Maria Rodriguez is not a religious sister, but she lives and works like one. The 23-year-old San Diego native teaches third grade students in a Chicago Catholic school and lives in a house with other new schoolteachers.
Rodriguez and her housemates exchange ideas about their educational ministry, pray together, participate in community outreach projects with one another and live very much like the vowed men and women religious who once dominated the U.S. Catholic school system. Everyone in her household is part of the University of Notre Dame’s Alliance for Catholic Education teacher formation program, which was set up with some of the same tenets that underlie religious communities.
A.C.E., as the alliance is known, “focuses on preparing young people in three pillars—in spirituality, in professional teaching and living in community,” said Benny Morten, principal at St. Ann School in Chicago and a former A.C.E. teaching fellow. “Those are three important aspects of a school community itself.”
“It is almost like a religious community, and I would say that’s not by accident,” said John Schoenig, teacher formation director for A.C.E. “This was an idea that worked quite well for many generations in the Catholic Church, and I think this is one of the more attractive elements of our formation model, of our framework.”

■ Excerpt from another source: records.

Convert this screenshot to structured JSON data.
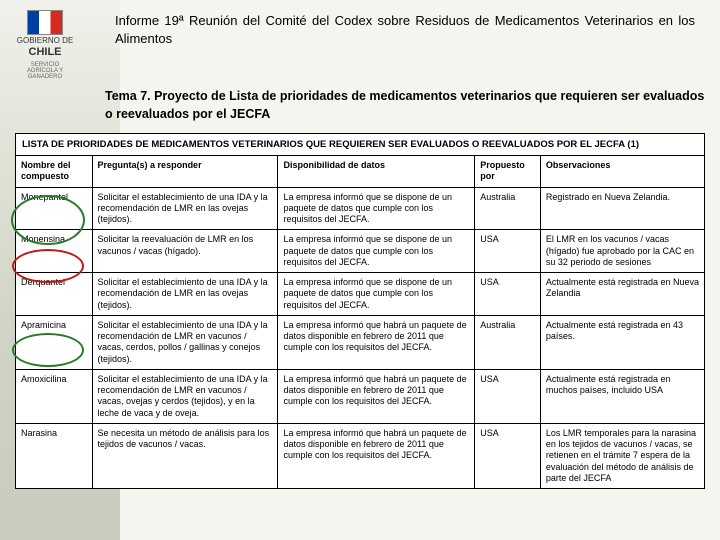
{
  "header": {
    "logo_country": "GOBIERNO DE",
    "logo_name": "CHILE",
    "logo_sub": "SERVICIO AGRÍCOLA Y GANADERO",
    "title": "Informe 19ª Reunión del Comité del Codex sobre Residuos de Medicamentos Veterinarios en los Alimentos",
    "subtitle": "Tema 7. Proyecto de Lista de prioridades de medicamentos veterinarios que requieren ser evaluados o reevaluados por el JECFA"
  },
  "table": {
    "caption": "LISTA DE PRIORIDADES DE MEDICAMENTOS VETERINARIOS QUE REQUIEREN SER EVALUADOS O REEVALUADOS POR EL JECFA  (1)",
    "columns": [
      "Nombre del compuesto",
      "Pregunta(s) a responder",
      "Disponibilidad de datos",
      "Propuesto por",
      "Observaciones"
    ],
    "rows": [
      {
        "nombre": "Monepantel",
        "pregunta": "Solicitar el establecimiento de una IDA y la recomendación de LMR en las ovejas (tejidos).",
        "dispon": "La empresa informó que se dispone de un paquete de datos que cumple con los requisitos del JECFA.",
        "prop": "Australia",
        "obs": "Registrado en Nueva Zelandia."
      },
      {
        "nombre": "Monensina",
        "pregunta": "Solicitar la reevaluación de LMR en los vacunos / vacas (hígado).",
        "dispon": "La empresa informó que se dispone de un paquete de datos que cumple con los requisitos del JECFA.",
        "prop": "USA",
        "obs": "El LMR en los vacunos / vacas (hígado) fue aprobado por la CAC en su 32 periodo de sesiones"
      },
      {
        "nombre": "Derquantel",
        "pregunta": "Solicitar el establecimiento de una IDA y la recomendación de LMR en las ovejas (tejidos).",
        "dispon": "La empresa informó que se dispone de un paquete de datos que cumple con los requisitos del JECFA.",
        "prop": "USA",
        "obs": "Actualmente está registrada en Nueva Zelandia"
      },
      {
        "nombre": "Apramicina",
        "pregunta": "Solicitar el establecimiento de una IDA y la recomendación de LMR en vacunos / vacas, cerdos, pollos / gallinas y conejos (tejidos).",
        "dispon": "La empresa informó que habrá un paquete de datos disponible en febrero de 2011 que cumple con los requisitos del JECFA.",
        "prop": "Australia",
        "obs": "Actualmente está registrada en 43 países."
      },
      {
        "nombre": "Amoxicilina",
        "pregunta": "Solicitar el establecimiento de una IDA y la recomendación de LMR en vacunos / vacas, ovejas y cerdos (tejidos), y en la leche de vaca y de oveja.",
        "dispon": "La empresa informó que habrá un paquete de datos disponible en febrero de 2011 que cumple con los requisitos del JECFA.",
        "prop": "USA",
        "obs": "Actualmente está registrada en muchos países, incluido USA"
      },
      {
        "nombre": "Narasina",
        "pregunta": "Se necesita un método de análisis para los tejidos de vacunos / vacas.",
        "dispon": "La empresa informó que habrá un paquete de datos disponible en febrero de 2011 que cumple con los requisitos del JECFA.",
        "prop": "USA",
        "obs": "Los LMR temporales para la narasina en los tejidos de vacunos / vacas, se retienen en el trámite 7 espera de la evaluación del método de análisis de parte del JECFA"
      }
    ]
  }
}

“First-year teaching can be very difficult, so it’s great to live in a community with other people going through the same things,” said Matt Gring, an A.C.E. teacher at St. Ambrose Catholic School in Tucson, Ariz.
The University of Notre Dame in Indiana developed the program more than two decades ago to address the needs of struggling Catholic schools throughout the country. Other U.S. Catholic universities established similar programs for the same reason.
“We all work together on our own spirituality to help each other grow, as well as coming up with ways to help our students grow,” said Jessica Jones, a 22-year-old A.C.E. teacher and colleague of Rodriguez at Maternity of the Blessed Virgin Mary School in Chicago. As Jones gathered her fourth-grade students to sit around a statue of Mary in her inner-city classroom, she told them how faith could affect every aspect of their lives, from their school work to being a good citizen in their community.
“One of the unique values that the religious men and women brought to their Catholic schools was a distinct charism in addition to their catechetical formation,” Schoenig said. “Your life would have been much different as a Catholic school student if you were in a school run by the Daughters of Charity than if you were in a school run by Benedictines. It’s because the charism would have been there.”
That notion of charism in the schools eroded as religious vocations declined and Catholic schools were staffed by lay teachers who came from many different universities, worshipped in many different parishes and had many different approaches to education, he said.
“I think we’re seeing a reanimation of that...with A.C.E. and programs like it,” Schoenig said.
Ryan Gallagher, a fourth grade A.C.E. teacher at St. Ann School in Chicago, said the charism in his school community has helped him grow professionally, personally and spiritually.
“It’s integrated my faith with my vocation, and I can see how that’s impacted the students I teach,” said Gallagher, a 23-year-old native of Duluth, Minn. “I’ve learned that teaching is a service and that it’s a vocation to serve those around you. You are doing it for your kids and your community, your principal and everyone around you, not just for yourself.”